Une efficacité variable

Multiplier les recherches permet aussi de s’assurer de disposer d’un large éventail d’outils pour lutter contre le Covid-19. Et de ne sélectionner, au bout du compte, que les plus efficaces. Les évaluations cliniques montrent en effet que le degré d’efficacité varie d’un vaccin à l’autre. Sans compter les effets secondaires, plus ou moins importants. À terme, les autorités vont privilégier les vaccins répondant à une série de critères : ceux efficaces contre le virus bien sûr, mais également pratiques d’un point de vue logistique et peu chers. Le laboratoire qui parviendra à réunir ces différentes caractéristiques mettra toutes les chances de son côté. Ajoutons enfin que plus la concurrence est rude entres labos, plus celle-ci est susceptible de tirer les prix à la baisse.

En ce qui concerne l’efficacité et la sûreté de chaque vaccin, il est impossible de la prévoir à l’avance. Les essais cliniques menés auprès de volontaires doivent permettre de l’évaluer. Précisons que même s’ils sont parfois basés sur des méthodes et technologies similaires, les vaccins sont tous testés indépendamment. De la même manière, les autorités de sécurité du médicament évaluent au cas par cas les propriétés de chaque vaccin avant de délivrer des autorisations. Composition, effets secondaires, efficacité sur les différents types de patients, tous les éléments récoltés par les laboratoires sont systématiquement passés au crible. Si bien qu’aucun vaccin ne peut être administré sans avoir au préalable reçu cette certification.

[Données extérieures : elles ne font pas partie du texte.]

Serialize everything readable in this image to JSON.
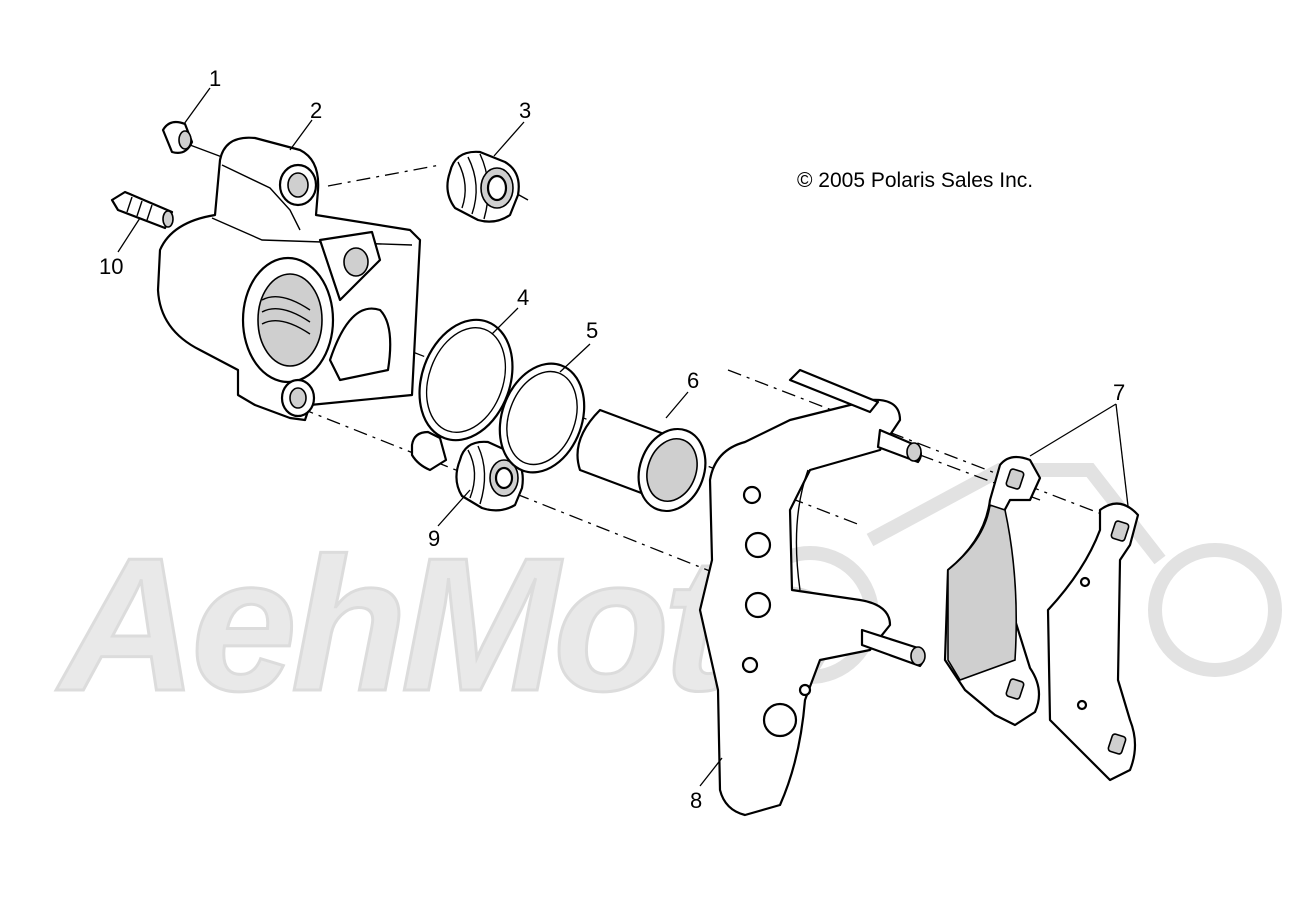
{
  "diagram": {
    "copyright": "© 2005 Polaris Sales Inc.",
    "watermark": "AehMoto",
    "callouts": [
      "1",
      "2",
      "3",
      "4",
      "5",
      "6",
      "7",
      "8",
      "9",
      "10"
    ]
  },
  "colors": {
    "line": "#000000",
    "background": "#ffffff",
    "watermark": "#e9e9e9"
  }
}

En résumé, il est donc utile de disposer de multiples candidats-vaccins, afin non seulement de disposer des plus efficaces contre le vaccin, mais aussi de pouvoir s’assurer un approvisionnement conséquent. Tous ces vaccins présentent des spécificités, que ce soit dans leur conception ou leur délivrance (1, 2 ou 3 doses), ce qui a un impact au niveau de la logistique qu’il est nécessaire de déployer. L’efficacité et la sûreté sont quant à elles systématiquement étudiées, et ce pour tous les vaccins qui se révèleraient satisfaisants à l’issue des essais cliniques.